Areema Nasreen pictured after graduating in nursing in 2019. Photo: Twitter

She said: "It's very harrowing. That's when it brings it all home

"We are arranging for psychological support to be made available. We are co-ordinating how we can get that support in place for staff who are working very long hours, a lot of shifts, coupled with the amount of sickness we have got and the increase in patient need.

"We are making sure we communicate with each other."

Support service supervisor Linda Noakes at Walsall Manor
Porter Adrian Cooksey
Consultant medical micro biologist Dr Aiden Plant

She added: "It's not something we ever envisaged. There are plans in place but I never imagined we would see anything like this."

The matron said spirits of doctors and nurses had been lifted by support from the public, including the minute's applause on the last two Thursdays.

"It really has lifted spirits," she said. "Staff did feel particularly strengthened, by the public in general.

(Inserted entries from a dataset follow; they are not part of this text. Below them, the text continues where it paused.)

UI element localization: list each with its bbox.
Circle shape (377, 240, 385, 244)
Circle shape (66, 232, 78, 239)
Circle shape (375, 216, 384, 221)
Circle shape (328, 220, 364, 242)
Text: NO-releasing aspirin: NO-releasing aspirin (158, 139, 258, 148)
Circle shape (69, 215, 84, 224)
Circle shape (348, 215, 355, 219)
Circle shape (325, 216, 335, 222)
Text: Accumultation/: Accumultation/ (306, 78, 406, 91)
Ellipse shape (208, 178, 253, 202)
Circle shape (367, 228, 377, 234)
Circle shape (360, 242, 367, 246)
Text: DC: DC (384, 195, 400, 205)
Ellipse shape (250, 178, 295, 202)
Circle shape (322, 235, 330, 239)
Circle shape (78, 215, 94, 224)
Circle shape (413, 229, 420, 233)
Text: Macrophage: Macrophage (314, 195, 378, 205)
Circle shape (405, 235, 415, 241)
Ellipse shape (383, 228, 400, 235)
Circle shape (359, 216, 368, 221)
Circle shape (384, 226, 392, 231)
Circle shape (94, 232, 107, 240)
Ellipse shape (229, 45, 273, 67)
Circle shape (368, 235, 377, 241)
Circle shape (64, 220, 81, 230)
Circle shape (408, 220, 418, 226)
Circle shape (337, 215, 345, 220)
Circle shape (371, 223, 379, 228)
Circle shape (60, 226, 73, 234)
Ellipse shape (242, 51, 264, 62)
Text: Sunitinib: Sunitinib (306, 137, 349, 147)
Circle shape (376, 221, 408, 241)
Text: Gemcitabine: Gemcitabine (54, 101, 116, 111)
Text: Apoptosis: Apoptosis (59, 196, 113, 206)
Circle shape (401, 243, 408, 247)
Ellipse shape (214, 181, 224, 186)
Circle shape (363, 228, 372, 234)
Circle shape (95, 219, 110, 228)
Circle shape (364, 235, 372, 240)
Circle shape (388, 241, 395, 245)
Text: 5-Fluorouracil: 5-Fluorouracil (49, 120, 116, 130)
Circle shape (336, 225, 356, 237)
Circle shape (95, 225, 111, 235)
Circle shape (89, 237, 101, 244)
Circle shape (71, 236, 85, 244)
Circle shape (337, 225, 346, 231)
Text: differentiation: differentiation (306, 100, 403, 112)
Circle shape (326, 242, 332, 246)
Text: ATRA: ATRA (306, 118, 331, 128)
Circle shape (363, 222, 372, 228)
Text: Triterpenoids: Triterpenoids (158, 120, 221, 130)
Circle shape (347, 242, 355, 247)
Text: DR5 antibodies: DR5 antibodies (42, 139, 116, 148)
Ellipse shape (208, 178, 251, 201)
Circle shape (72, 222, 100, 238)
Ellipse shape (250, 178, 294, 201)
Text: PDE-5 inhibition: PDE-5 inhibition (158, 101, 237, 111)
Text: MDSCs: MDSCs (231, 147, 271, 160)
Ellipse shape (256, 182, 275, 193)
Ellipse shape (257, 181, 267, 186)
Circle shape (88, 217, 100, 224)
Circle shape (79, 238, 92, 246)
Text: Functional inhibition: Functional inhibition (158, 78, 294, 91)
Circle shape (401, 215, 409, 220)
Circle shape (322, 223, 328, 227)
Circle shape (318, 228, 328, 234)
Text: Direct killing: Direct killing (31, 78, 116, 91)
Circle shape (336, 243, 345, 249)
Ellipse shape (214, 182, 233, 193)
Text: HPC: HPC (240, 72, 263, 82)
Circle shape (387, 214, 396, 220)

It makes you feel someone is thinking about you."

Sonia Chand, deputy director of pharmacy, said: "They have handled it quite positively. That's what you do when you work for the NHS. You get up and deal with it, handle the increasing demands."

Deputy director of pharmacy Sonia Chand

She said the death of Ms Nasreen had been felt by everyone at the hospital.

"Any patient who passes away always makes you feel sad. We wouldn't be human if it didn't bother us.

"In my eyes she is a heroine. It is very, very sad. It affects us personally because she was one of our own."

Aditya Kuravi, critical care services lead, said the hospital had been overwhelmed by the number of coronavirus cases and that it was not known whether new ventilators sent to the hospital to help the battle would work.

Critical care services lead Dr Aditya Kuravi

The West Midlands has been a coronavirus hotspot and witnesses some of the highest number of cases.

Mr Kuravi said: "The whole arena has changed to a war footing. Essentially we are firefighting, caring for patients on an emergency basis, stabilising them very quickly and hoping for a turnaround. We are buying them time to recover.

"The frustration is the volume of the workload coming in. Normally we talk to families, update them and they have got time to grieve. Unfortunately now because of the volume of work and the speed at which things are changing it is very difficult for families to get to terms with it."

He added: "We have tripled our bed capacity in intensive care and we have got contingency plans in place to expand into other areas.

Walsall Manor Hospital

"Essential procurement has supplied ventilators. These ones we are not used to on our wards. There is an element of training, an element of quality assuredness of the ventilators.

"Over the next one or two days we will know whether the ventilators are something we can use comfortably or whether we consider sending them back. This is a whole Black Country issue."

Mr Kuravi said: "I don't think the NHS was prepared at all."